Jeder kennt das, wenn man in eine unbekannte Situation kommt, die ein Bekannter bereits gemeistert hat, fragt man sich, was dieser Bekannte getan hat, um zum gewünschten Ergebnis zu gelangen. Um zu verdeutlichen, wie mächtig diese Proxy-Erfahrungen sein können, möchte ich hier einen Ausschnitt aus dem Buch „The Nature of Prejudice“ anführen:

In a certain Guatemalan community there is a fierce hatred of the Jews. No Resident has ever seen a Jew. How did the Jew-is-to-be-hated category grow up? In the first place, the community was strongly Catholic. Teachers had told the residents that the Jews were Christ-Killers. It also happened that in the local culture was an old pagan myth about a devil who killed a god. Thus two powerfully emotional ideas converged and created a hostile prejudgement of Jews.[16]

In einer gewissen guatemalischen Gemeinde existiert ein heftiger Hass gegen die Juden. Niemand dort hat jemals einen Juden gesehen. Wie also kam diese Juden-müssen-gehasst-werden-Kategorie zustande? Zuerst einmal, die Gemeinde war streng katholisch. Lehrer hatten ihnen erzählt, dass die Juden Christus-Mörder seien. Dazu kommt, dass es in der lokalen Kultur einen alten heidnischen [gemeint ist die einheimische Religion, Anm. d. Autors] Mythos über einen Teufel, der einen Gott tötet, gab. Damit laufen zwei mächtig emotional[geladene] Ideen zusammen und führen zu der feindseligen Vorverurteilung von Juden.

 

Bei diesen Proxy-Erfahrungen neigen wir dazu, Erfahrungsberichte von Leuten, denen wir vertrauen[17] oder Autorität zusprechen, höher zu werten[18], als Erfahrungen von Leuten, die wir nicht kennen oder sogar verabscheuen.[19] Außerdem wird vermehrt geäußerten, übereinstimmenden Erfahrungsberichten ein höheres Gewicht zugesprochen.[20] Dazu kommt, dass wir Informationen, die unserem bisherigen Weltbild widersprechen, kritischer bewerten und tendenziell weniger Gewicht verleihen.[21] Diese unterschiedlichen Gewichtungen sind ebenfalls die Grundlage der in letzter Zeit (erfreulicherweise) immer mehr in den Fokus rückenden logischen Fehlschlüsse.

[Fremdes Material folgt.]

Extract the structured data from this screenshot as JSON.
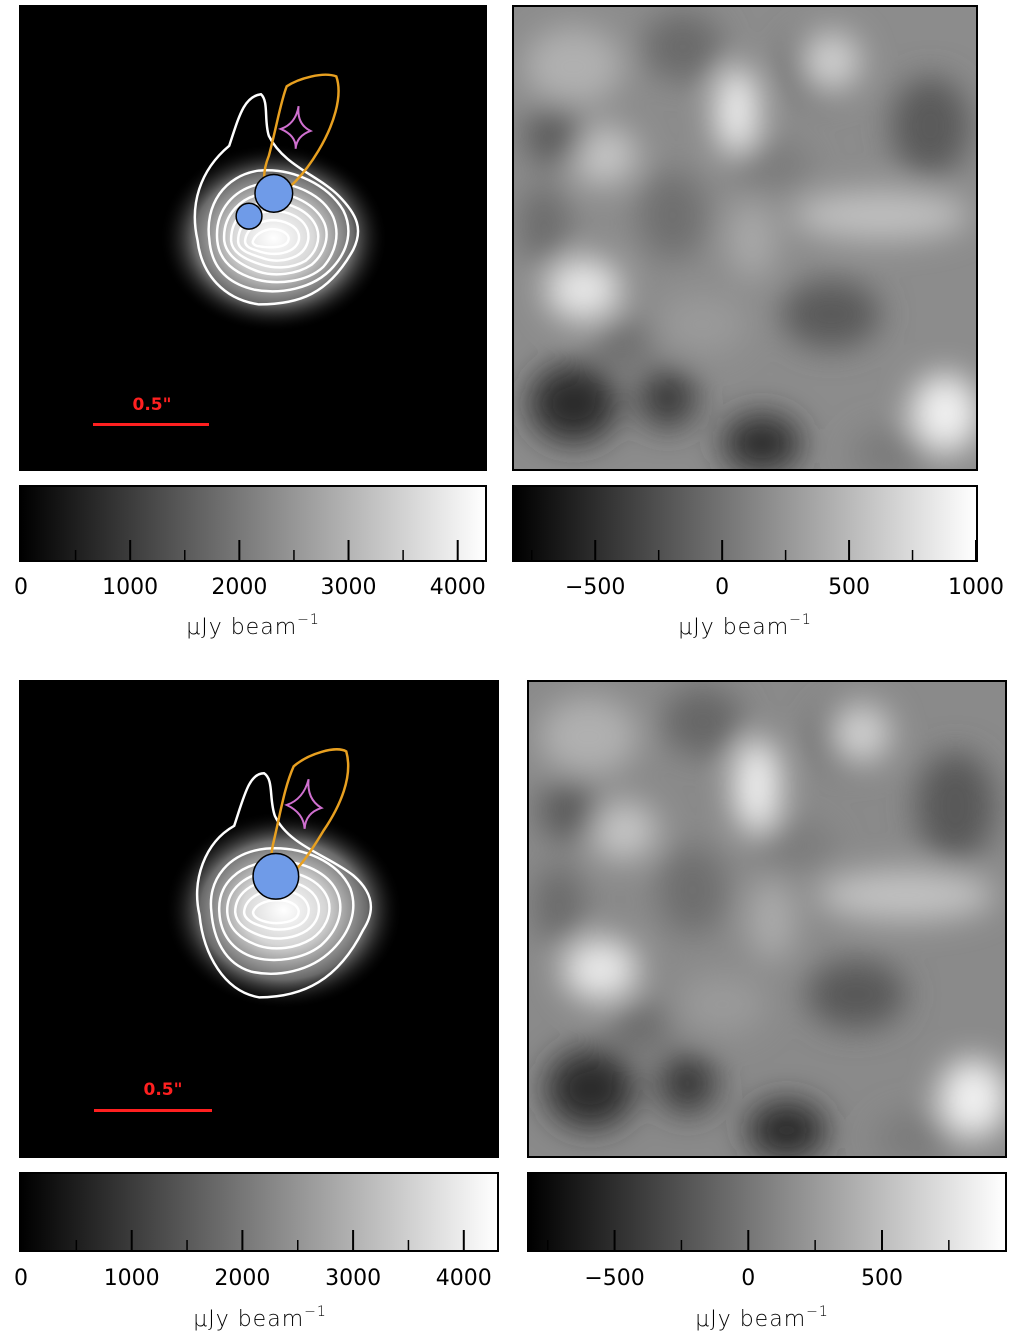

Vermutlich liegt der Schlüssel zum Verständnis dieser irgendwo in der evolutionären Psychologie. Die unterschiedliche Gewichtung der Erfahrungsberichte erfolgt überwiegend unbewusst, es kann aber helfen, sich die Ursache bewusst zu machen und neue Information einer kritischen Prüfung zu unterziehen.

Die gleiche Gesellschaft, aber aus unterschiedliche Perspektiven

Genau diese eben genannten Grundsätze führen zu der Ausdifferenzierung, die wir heute sehen, von bedenkenloser Xenophilie bis zum vorbehaltslosen Rassenhass – und erklären auch diverse Auffälligkeiten:

Akademiker und andere wohl situierte Menschen wachsen überwiegend behütet auf. Die Erfahrungen und Proxy-Erfahrungen, die sie in Bezug auf andere ethnische Gruppen sammeln, sind wenige, aber überwiegend positive, geprägt von Film und Fernsehen. Und wenn sie auf Angehörige anderer Ethnien treffen, sind diese meist aus einem vergleichbar gehobenen Umfeld, eine Positivauswahl, oder die Zusammentreffen sind freiwillig und von einer möglichst positiven Selbstdarstellung geprägt. Da sind wir dann bei dem von Pegida und AfD angeprangerten „Elfenbeinturmsyndrom“ von Politikern.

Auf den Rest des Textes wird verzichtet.